Uhm Ji-won made her acting debut in the late 1990s, and after an early role in the Korean tokusatsu series Vectorman, went on to appear in a number of films and television drama series. In 2004, she appeared alongside Han Suk-kyu and Lee Eun-ju in The Scarlet Letter, receiving a nomination for Best Supporting Actress at the Blue Dragon Film Awards.
In 2005, Uhm played a leading role in Hong Sang-soo’s Tale of Cinema and was praised for giving an “engaging, emotionally nuanced dual performance” as fictional actress Choi Young-shil. The film required her to perform her first nude scene, and she later remarked that “After stripping in front of the camera, I felt that I could now take any role.”

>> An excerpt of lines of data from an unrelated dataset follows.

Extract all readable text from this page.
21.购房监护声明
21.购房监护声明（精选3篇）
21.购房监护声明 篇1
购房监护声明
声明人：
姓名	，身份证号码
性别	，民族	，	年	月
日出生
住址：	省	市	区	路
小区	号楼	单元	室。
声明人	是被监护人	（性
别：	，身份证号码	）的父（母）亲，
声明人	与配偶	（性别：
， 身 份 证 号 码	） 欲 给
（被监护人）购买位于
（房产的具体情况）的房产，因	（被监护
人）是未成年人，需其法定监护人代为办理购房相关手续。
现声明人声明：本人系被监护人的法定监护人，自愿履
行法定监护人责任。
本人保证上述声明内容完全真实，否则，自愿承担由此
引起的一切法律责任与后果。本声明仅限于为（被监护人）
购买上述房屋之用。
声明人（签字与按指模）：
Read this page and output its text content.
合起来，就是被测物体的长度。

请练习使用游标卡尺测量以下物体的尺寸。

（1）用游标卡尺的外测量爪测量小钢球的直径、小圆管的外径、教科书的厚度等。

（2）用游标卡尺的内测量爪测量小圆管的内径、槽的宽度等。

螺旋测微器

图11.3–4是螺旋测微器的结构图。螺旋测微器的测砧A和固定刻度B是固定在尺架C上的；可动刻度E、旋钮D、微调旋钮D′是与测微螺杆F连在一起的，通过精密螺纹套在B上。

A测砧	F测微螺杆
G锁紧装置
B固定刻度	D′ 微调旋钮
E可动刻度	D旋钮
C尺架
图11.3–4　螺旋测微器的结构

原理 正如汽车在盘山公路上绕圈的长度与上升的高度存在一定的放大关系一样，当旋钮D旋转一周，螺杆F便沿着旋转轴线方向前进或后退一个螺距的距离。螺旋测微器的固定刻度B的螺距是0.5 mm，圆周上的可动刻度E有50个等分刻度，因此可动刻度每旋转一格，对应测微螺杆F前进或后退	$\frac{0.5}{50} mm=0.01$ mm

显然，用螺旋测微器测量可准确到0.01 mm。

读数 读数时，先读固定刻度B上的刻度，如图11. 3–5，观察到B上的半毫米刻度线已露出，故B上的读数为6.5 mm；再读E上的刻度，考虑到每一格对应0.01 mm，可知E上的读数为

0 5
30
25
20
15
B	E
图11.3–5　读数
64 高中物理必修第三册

Uhm starred alongside Yoo Ji-Tae and Kim Ji-soo in the 2006 film Traces of Love, portraying a survivor of the 1995 Sampoong Department Store collapse who still suffers from psychological trauma years later. She prepared for the role by studying news and documentaries of the event, as well as reading through various psychology texts. Uhm was once again nominated for Best Supporting Actress at the Blue Dragon Film Awards, and later won the same category at the Chunsa Film Art Awards.
After a cameo in director Kim Jee-Woon’s 2008 epic western The Good, the Bad, the Weird, and a leading role in another Hong Sang-soo art film Like You Know It All, she was cast in her first-period film, Private Eye. Uhm returned to lighter fare in 2010 with the romantic comedy series The Woman Who Still Wants to Marry.
In 2011, Uhm appeared an episode of BBC World’s The Third Eye, a documentary series that spotlights up-and-coming countries. The installment of the eight-part segment on Korea is interspersed with interviews with Uhm giving her opinions on Korean culture, domestic movies, and the Korean Wave. It also featured footage from her 2010 sex comedy movie Foxy Festival. Uhm, who was interviewed in Korea, was chosen in light of her impressive acting skills, natural charm, and English fluency, producers said.
From 2012 to 2013, she starred in family dramas by renowned TV writer Kim Soo-Hyun, Childless Comfort, and Thrice Married Woman. This was followed by a well-received supporting performance in the gangster comedy Man on the Edge.
Uhm then played the mother of a sexually assaulted child in Hope; she said it was the first movie where she let go of everything, calling it one of her best works. Uhm won Best Actress at the Korean Association of Film Critics Awards and received nominations at the Blue Dragon Film Awards and the Baeksang Arts Awards. This was followed by period mystery-thriller The Silenced, and fantasy thriller The Phone. This was followed by the kidnapping drama Missing, which won her Best Actress award at the Women in Film Korea Awards. Uhm then featured in the crime action film Master.
In 2017, Uhm made a small-screen comeback in SBS’ legal thriller Distorted, playing a public prosecutor.
In 2019, Uhm starred in the body-swap comedy-drama Spring Turns to Spring. The same year, she starred in the zombie comedy film The Odd Family: Zombie On Sale.
In May 2019, Uhm signed with a new agency C-JeS Entertainment.